Brosseau a bénéficié de cette machine à quatre occasions. C'est elle qui lui a permis d'apprendre qu'un poumon était attaqué. Un peu comme cela s'était produit avec Koivu à Sherbrooke, c'est également ce scan qui lui a confirmé que toute trace de ses cancers était disparue.

« Le scan de Saku m'a sauvé la vie parce qu'il a permis de détecter dans les moindres détails tous mes problèmes de santé », affirme-t-il.

Si le petit Finlandais lui a fait cadeau de la vie le jour où il a eu l'idée de doter Montréal du TEP-Scan, en signe de reconnaissance pour tous les Québécois qui l'ont appuyé et qui lui ont démontré de belles marques d'affection dans le moment le plus difficile de sa vie, Brosseau précise, un sourire en coin, que c'est la seule fois où il a reçu quelque chose d'un joueur, malgré les quelques centaines qu'il a croisés durant plus de quatre décennies passées dans leur entourage.

L'une des grandes choses que son boulot privilégié lui a apportée, c'est l'amitié de Jean Béliveau. Ils ont souvent jasé ensemble. Ils se remontaient mutuellement le moral quand ils avaient tous les deux des problèmes de santé.
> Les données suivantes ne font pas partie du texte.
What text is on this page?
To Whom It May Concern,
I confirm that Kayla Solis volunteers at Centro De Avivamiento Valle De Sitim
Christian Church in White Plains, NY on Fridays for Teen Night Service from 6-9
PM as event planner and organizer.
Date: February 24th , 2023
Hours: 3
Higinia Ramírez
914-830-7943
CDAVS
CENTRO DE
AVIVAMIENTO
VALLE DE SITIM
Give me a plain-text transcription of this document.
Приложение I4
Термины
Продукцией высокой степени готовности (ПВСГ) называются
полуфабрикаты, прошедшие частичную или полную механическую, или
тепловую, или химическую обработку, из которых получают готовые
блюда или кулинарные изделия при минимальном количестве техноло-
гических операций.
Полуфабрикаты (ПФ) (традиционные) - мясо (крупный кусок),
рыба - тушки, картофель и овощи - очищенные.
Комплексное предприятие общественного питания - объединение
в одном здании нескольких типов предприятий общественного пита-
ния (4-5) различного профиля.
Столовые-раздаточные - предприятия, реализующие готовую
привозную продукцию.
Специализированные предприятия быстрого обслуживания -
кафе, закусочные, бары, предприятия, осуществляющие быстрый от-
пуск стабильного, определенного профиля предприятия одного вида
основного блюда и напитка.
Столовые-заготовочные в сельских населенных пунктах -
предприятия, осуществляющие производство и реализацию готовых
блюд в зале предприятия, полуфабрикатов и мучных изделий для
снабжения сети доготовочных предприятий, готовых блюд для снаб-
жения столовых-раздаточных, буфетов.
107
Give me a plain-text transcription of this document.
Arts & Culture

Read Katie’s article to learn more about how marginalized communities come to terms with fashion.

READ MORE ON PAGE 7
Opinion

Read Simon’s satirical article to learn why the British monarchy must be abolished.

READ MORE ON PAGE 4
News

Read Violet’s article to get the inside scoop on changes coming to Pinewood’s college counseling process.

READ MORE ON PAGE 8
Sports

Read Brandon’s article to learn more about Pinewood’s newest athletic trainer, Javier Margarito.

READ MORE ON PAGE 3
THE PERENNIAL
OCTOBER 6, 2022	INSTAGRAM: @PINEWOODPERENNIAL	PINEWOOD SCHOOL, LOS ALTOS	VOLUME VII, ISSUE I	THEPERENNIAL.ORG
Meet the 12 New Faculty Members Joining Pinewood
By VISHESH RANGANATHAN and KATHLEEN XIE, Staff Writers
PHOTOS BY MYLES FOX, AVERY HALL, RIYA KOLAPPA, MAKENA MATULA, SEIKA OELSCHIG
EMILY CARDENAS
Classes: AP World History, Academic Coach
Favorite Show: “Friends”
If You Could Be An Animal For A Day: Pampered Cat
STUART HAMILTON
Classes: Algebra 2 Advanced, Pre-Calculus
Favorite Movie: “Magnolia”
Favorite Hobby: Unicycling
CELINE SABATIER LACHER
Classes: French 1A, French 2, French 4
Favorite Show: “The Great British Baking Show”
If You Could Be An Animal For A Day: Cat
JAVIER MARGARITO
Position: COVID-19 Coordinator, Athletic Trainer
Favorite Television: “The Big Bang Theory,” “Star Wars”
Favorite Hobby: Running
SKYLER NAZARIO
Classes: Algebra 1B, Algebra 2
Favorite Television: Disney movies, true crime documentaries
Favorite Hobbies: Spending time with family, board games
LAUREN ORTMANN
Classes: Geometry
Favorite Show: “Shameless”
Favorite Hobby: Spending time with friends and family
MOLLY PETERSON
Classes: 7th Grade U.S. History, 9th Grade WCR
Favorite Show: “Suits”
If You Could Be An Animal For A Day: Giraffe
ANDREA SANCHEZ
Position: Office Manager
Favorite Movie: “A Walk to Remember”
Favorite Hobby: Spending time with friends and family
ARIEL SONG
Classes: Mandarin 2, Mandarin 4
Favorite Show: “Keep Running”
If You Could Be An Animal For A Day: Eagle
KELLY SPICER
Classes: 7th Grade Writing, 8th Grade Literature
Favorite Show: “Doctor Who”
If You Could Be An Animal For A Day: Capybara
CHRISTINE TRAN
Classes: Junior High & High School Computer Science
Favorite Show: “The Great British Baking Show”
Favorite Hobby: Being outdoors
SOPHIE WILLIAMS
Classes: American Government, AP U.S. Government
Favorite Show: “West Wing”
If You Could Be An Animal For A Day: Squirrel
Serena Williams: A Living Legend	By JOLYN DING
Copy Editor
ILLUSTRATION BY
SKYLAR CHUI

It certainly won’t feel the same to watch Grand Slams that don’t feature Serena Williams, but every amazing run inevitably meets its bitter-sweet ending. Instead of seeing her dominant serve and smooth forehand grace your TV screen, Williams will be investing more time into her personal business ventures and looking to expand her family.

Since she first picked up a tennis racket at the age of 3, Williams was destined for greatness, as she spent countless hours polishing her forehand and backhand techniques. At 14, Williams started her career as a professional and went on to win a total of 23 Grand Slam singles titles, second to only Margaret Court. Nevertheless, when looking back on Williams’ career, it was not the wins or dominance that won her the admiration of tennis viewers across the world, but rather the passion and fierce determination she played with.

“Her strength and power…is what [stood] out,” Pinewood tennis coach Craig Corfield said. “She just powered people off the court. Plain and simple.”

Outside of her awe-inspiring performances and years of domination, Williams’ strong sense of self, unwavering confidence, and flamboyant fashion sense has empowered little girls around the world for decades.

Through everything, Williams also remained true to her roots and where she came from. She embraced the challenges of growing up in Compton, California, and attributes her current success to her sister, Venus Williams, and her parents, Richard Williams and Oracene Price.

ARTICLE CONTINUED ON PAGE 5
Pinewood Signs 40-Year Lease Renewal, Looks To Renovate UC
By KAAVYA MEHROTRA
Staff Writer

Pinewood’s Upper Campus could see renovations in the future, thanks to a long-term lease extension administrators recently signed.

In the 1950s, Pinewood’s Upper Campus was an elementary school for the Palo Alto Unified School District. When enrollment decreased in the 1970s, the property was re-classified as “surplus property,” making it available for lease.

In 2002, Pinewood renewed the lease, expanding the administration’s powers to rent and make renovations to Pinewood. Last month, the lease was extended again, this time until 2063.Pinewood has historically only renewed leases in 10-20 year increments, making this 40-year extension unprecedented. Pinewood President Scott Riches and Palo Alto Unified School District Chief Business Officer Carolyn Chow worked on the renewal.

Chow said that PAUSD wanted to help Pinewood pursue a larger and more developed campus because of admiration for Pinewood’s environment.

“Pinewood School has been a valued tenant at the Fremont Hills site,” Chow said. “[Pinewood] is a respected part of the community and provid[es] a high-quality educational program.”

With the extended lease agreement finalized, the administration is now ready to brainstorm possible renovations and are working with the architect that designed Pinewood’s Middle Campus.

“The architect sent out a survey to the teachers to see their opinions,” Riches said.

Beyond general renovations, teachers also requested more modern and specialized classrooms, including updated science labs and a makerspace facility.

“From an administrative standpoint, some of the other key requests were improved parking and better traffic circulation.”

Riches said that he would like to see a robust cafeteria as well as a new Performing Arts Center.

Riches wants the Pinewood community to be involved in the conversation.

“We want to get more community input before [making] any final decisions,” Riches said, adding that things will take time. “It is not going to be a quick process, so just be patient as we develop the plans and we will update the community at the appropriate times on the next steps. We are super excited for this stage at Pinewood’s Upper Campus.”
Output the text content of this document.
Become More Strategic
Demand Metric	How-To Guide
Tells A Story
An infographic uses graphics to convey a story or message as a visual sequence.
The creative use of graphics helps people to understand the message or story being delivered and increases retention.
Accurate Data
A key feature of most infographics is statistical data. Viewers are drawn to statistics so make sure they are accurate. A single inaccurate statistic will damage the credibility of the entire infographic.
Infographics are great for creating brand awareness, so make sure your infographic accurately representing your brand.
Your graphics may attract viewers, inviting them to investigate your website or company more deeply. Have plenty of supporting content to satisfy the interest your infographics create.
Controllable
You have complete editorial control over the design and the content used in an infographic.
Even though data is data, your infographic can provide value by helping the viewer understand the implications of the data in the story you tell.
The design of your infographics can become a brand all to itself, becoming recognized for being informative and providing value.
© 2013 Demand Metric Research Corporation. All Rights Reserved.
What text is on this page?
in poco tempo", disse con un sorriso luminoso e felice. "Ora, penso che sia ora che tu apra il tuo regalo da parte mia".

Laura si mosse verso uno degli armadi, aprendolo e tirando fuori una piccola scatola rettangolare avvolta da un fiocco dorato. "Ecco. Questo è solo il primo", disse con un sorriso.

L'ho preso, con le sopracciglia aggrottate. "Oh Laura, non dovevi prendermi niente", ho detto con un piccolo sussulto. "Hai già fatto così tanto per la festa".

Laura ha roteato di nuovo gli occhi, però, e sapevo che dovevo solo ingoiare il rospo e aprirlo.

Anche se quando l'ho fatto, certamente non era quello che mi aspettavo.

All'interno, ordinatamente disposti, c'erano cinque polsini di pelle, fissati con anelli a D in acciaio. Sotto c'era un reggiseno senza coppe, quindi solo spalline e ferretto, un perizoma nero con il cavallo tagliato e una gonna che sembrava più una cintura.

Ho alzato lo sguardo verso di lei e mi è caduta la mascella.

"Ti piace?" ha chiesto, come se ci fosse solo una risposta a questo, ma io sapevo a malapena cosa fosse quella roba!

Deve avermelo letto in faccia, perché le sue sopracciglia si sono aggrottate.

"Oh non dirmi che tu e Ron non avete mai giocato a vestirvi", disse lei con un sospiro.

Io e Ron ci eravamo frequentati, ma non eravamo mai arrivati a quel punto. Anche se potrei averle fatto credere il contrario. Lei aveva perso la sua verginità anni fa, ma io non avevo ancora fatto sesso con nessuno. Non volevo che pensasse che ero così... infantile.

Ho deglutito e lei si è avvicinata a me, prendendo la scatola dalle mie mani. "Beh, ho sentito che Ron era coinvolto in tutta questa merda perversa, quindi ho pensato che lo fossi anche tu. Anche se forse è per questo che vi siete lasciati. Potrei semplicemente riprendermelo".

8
« Jean, c'était comme mon frère, souligne-t-il. On ne ratait jamais une belle occasion de se parler. En se quittant, je lui disais souvent : « Lâche pas, Jean ». Il répliquait : « Toi non plus, Mario ».

Le seul joueur pour lequel il ressent de l'attachement est évidemment Koivu. « À cause de sa machine et parce qu'il était amical avec moi », dit-il, simplement.

À 78 ans, pendant combien de temps encore souhaite-t-il rester à l'emploi du Canadien? Ses trois cancers qui sont aujourd'hui derrière lui, sa très longue opération au cours de laquelle il a failli y rester et ses deux autres interventions au foie n'incitent-ils pas ce survivant à s'éloigner de la patinoire pour aller apprécier davantage la vie avec les siens?

« Je vais mourir dans le hockey. C'est ma vie. J'aime travailler dans l'entourage des gens. On dit de moi que je suis le fantôme du Centre Bell », lance-t-il dans un éclat de rire.

Il est parfaitement à l'aise avec cela. Les fantômes, c'est bien connu, ne meurent jamais.